L'émir du Koweït a approuvé, ce dimanche, un décret retirant aux citoyens naturalisés le droit de vote, deux ans après avoir dissous le Parlement et lancé une vaste campagne de déchéance de nationalité.

Jusqu'ici, les Koweïtiens naturalisés pouvaient voter 30 ans après l'obtention de la nationalité, mais ne pouvaient pas se présenter à une élection.

L'émir du Koweït, Mechaal al-Ahmad Al-Sabah, 85 ans, a promulgué un décret "modifiant certaines dispositions de la loi koweïtienne sur la nationalité", a rapporté l'agence de presse officielle Kuna.

Selon le nouvel amendement, "les personnes ayant acquis la nationalité koweïtienne par naturalisation n'auront pas le droit de voter, de se présenter à une élection ni d'être nommées au sein d'une instance parlementaire".

A partir de 2024, le Koweït a lancé une campagne de déchéance de nationalité qui a touché des dizaines de milliers de personnes.

Ces mesures ont été présentées comme faisant partie d'un programme de réformes porté par l'émir du Koweït, qui a dissous le Parlement et suspendu certaines dispositions de la Constitution cinq mois après son accession au pouvoir, en décembre 2023.
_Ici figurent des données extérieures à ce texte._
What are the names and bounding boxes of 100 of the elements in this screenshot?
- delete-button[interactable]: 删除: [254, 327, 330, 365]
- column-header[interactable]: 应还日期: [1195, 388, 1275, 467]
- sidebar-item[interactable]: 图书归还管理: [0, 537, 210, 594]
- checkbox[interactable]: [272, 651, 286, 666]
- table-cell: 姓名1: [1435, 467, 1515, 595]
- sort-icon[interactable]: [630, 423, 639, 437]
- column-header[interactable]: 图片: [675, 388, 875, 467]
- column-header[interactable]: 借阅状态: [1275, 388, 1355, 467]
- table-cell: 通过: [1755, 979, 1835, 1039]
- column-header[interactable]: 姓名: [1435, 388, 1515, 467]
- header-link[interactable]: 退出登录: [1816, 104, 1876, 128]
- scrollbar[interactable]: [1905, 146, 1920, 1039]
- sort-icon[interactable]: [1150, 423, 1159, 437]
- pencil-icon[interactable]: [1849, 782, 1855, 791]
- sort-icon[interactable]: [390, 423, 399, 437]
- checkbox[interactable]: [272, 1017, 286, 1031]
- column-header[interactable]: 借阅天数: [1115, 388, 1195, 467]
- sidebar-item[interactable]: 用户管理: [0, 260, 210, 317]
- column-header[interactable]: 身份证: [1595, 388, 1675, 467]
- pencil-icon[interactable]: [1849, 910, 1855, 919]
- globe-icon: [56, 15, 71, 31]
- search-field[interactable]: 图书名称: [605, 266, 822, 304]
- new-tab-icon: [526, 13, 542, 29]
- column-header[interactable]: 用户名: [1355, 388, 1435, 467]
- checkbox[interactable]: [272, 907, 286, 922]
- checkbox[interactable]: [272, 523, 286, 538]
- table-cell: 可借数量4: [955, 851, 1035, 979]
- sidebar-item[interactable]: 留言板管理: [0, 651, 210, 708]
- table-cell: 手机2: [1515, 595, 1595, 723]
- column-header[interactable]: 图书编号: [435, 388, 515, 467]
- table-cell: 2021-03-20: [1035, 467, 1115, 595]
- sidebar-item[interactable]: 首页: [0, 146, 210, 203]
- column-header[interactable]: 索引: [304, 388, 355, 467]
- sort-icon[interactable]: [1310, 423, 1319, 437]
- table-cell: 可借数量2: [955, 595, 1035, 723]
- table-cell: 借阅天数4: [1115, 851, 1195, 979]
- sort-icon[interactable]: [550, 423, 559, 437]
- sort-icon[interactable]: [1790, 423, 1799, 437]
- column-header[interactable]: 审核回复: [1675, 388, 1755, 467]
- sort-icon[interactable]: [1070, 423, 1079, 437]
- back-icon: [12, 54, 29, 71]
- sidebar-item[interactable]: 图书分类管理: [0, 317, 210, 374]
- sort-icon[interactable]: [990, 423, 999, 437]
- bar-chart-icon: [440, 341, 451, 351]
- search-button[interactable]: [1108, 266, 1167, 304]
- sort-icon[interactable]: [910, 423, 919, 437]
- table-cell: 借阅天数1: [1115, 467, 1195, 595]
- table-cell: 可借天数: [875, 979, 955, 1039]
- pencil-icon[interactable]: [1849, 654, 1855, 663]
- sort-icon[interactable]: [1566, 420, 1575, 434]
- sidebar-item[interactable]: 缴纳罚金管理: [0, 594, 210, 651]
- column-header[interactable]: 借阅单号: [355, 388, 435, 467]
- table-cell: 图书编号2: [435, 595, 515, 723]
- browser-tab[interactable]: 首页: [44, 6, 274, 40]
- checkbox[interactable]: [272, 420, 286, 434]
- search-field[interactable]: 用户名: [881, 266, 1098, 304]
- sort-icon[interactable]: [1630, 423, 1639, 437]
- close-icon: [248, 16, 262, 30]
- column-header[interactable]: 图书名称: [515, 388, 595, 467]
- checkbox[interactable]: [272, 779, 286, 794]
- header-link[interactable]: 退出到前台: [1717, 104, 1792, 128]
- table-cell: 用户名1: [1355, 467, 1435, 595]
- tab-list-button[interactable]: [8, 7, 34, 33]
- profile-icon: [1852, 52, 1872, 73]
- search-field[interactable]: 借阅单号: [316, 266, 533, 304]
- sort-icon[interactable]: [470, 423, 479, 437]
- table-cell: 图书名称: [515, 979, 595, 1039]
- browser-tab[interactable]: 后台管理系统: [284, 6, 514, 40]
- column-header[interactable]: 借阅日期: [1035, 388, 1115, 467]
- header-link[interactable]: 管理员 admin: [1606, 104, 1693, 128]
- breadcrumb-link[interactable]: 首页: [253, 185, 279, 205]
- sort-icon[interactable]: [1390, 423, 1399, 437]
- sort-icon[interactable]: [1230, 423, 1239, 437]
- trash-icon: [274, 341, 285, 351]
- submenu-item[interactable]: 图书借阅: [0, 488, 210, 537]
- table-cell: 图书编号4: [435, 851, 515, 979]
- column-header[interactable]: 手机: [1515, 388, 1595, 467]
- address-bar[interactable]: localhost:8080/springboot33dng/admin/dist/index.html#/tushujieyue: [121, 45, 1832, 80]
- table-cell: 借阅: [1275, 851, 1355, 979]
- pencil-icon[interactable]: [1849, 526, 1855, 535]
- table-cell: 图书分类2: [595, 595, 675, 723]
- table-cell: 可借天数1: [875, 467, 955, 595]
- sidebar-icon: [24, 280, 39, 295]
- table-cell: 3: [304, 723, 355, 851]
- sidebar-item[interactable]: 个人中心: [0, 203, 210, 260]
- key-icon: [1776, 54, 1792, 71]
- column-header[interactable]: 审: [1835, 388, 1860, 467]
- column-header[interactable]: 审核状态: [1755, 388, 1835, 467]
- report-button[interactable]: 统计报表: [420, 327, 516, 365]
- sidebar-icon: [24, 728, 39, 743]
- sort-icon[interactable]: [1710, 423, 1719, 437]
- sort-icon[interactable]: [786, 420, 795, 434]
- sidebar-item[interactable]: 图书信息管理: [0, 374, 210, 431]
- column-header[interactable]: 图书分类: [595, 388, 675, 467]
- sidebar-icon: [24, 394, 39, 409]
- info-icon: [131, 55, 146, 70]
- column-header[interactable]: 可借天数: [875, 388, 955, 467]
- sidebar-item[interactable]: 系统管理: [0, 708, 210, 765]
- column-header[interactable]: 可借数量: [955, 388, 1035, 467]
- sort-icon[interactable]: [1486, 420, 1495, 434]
Ces mesures semblent vouloir restreindre la citoyenneté aux personnes ayant des liens de sang avec le Koweït, remodelant l'identité de ce pays pétrolier de près de cinq millions d'habitants - dont seulement un tiers de Koweïtiens-, et peut-être aussi son électorat, selon des analystes.

Les nouvelles mesures ont aboli la naturalisation par mariage, qui n'était possible que pour les femmes, retirant la nationalité à toutes celles qui l'avaient obtenue depuis 1987.

La campagne a visé aussi les binationaux -la double nationalité étant interdite-, les personnes ayant obtenu la naturalisation de manière frauduleuse et des personnalités devenues koweïtiennes pour leur contribution à la société, notamment des artistes.

Le Koweït compte déjà les "bidounes" ("sans" en arabe), une communauté d'apatrides estimée à 100.000 personnes, celles qui n'ont pas obtenu la citoyenneté à la fin du protectorat britannique en 1961 et leurs descendants.